Le potentiel solaire parisien estimé à 2020 est de 644 installations thermiques, 444 installations photovoltaïques pour une production globale évaluée à 77,5 GWh. (Source Ademe).
EuropaCity prétend donc produire quasiment la moitié de la production énergétique envisagée à terme par la totalité de la Ville de Paris sur “seulement” 130 000 m². On peut émettre quelques doutes.
A l’échelle de la France métropolitaine, l’irradiation globale horizontale annuelle varie de 1100 kWh/m² dans le nord à près de 1700 kWh/m² dans le sud. En 2016, les rendements moyens constatés en Île-de-France avoisinent les 120 kWh/m² (Source association bdvp), ce qui en l’état de l’art actuel, et au vu de l’ensoleillement en Île-de-France, équivaudrait plutôt à 15,6 GWh/an et non 37 GW/an comme annoncé par le maître d’ouvrage. Même avec une augmentation des rendements, cela semble difficilement réalisable.
Un recours à la géothermie dangereux pour les réserves en eau potable
Le dossier du maître d’ouvrage mentionne : “Pour répondre aux variations saisonnières des besoins en énergie, il est prévu de recourir à des solutions innovantes telles que le stockage géothermique, associé à une gestion intelligente des réseaux de chaud et de froid.”
La réponse de l’autorité environnementale en page 25 est sans appel :
“L’analyse du potentiel de production d’énergies renouvelables met en évidence que plus de 400 % de la chaleur nécessaire pourrait être produite localement (géothermie, essentiellement). Néanmoins, une part importante de ce potentiel nécessiterait la réalisation de forages profonds dans la nappe du Dogger, au risque de mettre en communication plusieurs nappes intermédiaires, dont la nappe des sables de Beauchamp polluée par les hydrocarbures, la nappe du Lutétien polluée par des composés organiques halogénés volatils (trichloréthylène) et enfin la nappe de l’Yprésien que le SDAGE Seine-Normandie identifie comme un réservoir d’eau potable non encore affecté par la pollution de surface. Sur ce point, le préfet du Val d’Oise signale comme un point de vigilance l’implantation et le choix de profondeur du forage pour l’utilisation de la géothermie, au regard des risques sanitaires encourus.”

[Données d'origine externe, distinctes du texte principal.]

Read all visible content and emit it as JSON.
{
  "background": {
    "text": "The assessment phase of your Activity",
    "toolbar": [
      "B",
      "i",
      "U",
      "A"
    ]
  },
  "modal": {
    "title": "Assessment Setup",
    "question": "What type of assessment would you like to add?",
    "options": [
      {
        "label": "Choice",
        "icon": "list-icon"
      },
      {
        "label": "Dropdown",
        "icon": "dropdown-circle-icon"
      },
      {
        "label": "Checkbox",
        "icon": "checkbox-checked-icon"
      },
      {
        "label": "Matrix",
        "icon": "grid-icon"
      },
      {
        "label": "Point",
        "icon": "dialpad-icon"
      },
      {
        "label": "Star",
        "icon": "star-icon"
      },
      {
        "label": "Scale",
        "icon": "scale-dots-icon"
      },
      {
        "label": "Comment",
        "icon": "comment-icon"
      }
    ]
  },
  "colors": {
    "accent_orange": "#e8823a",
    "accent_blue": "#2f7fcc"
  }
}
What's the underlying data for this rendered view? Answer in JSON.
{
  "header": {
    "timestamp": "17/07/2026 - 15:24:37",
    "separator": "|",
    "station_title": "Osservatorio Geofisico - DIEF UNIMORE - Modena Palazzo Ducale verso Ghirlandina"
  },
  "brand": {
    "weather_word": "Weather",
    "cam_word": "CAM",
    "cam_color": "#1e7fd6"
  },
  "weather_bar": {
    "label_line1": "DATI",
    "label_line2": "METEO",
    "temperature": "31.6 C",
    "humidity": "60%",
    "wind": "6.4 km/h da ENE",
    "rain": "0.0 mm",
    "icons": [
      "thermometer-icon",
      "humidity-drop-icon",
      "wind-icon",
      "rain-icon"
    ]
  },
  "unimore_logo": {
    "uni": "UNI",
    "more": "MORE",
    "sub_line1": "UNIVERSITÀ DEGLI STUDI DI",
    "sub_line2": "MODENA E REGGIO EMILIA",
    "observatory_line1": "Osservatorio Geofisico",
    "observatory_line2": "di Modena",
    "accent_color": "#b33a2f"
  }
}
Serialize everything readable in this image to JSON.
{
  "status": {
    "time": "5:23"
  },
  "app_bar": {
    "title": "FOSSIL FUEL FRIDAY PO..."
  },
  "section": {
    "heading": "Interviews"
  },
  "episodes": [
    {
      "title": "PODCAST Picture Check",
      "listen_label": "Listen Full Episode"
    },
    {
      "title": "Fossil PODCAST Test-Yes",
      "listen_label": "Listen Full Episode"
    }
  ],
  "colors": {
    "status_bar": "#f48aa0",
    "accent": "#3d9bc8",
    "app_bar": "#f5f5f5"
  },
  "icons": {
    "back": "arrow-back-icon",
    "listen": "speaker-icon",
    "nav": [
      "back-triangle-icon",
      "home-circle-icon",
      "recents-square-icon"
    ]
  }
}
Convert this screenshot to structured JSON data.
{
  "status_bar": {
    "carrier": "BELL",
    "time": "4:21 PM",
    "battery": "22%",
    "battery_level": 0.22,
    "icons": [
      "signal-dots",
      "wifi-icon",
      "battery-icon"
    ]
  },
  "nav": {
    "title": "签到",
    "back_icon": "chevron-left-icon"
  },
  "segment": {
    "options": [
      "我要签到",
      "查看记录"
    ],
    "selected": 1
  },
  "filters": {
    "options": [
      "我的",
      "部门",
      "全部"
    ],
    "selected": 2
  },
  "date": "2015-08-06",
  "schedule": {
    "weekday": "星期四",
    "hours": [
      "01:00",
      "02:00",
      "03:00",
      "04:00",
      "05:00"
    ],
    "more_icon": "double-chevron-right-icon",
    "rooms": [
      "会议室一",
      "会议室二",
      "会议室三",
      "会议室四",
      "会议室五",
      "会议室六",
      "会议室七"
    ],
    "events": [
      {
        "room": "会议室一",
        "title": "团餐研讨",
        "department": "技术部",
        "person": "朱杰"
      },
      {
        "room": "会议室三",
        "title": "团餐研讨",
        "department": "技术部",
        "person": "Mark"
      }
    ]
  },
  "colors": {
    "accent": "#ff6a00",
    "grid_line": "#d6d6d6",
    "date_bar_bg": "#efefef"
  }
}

La méthanisation des déchets organiques … vaporeuse
Trois scénarios sont envisagés en page 63 du dossier du maître d’ouvrage dont celui de la méthanisation :
“Le troisième scénario privilégie la production d’électricité tout en couvrant les besoins de chaleur du site. Il repose sur la méthanisation des déchets organiques — génératrice de biogaz — et la combustion de bois issu de forêts locales, associées à des unités de cogénération de chaleur et d’électricité.”
A ce sujet, l’autorité environnementale souligne :
” Même dans le scénario A, certaines installations sont mentionnées (production de chaleur à partir de bois-énergie ou de méthanisation de déchets fermentescibles) sans localisation précise, sans garantie quant à la sécurisation de leur approvisionnement ni prise en compte des conséquences de leurs rejets atmosphériques au sein de la ZAC.”
On se demande par ailleurs, d’où viendra le bois des forêts locales, à la vitesse où ces dernières sont détruites au profit de l’urbanisation galopante.
En conclusion, ZAC et EuropaCity, mariage hasardeux en termes énergétique ?
La propre étude sur les énergies renouvelables commanditée par l’EPA Plaine de France précise :
“les différentes stratégies EuropaCity intègrent une production électrique dite « énergies renouvelables », qui n’est pas détaillée. Cette production s’ajoute à l’ensemble des solutions détaillées dans chaque stratégie (cogénération bois, cogénération biogaz, PV, géothermie …). Il s’agit donc d’une production non identifiée à l’heure actuelle. Le poids de cette production est non négligeable : elle représente entre 7,4 % et 25,5 % de la consommation totale. C’est-à-dire que sans celle-ci, le taux d’EnR global ne serait plus compris entre 76 % et 85 % mais entre 54,4 % et 73,4 %.”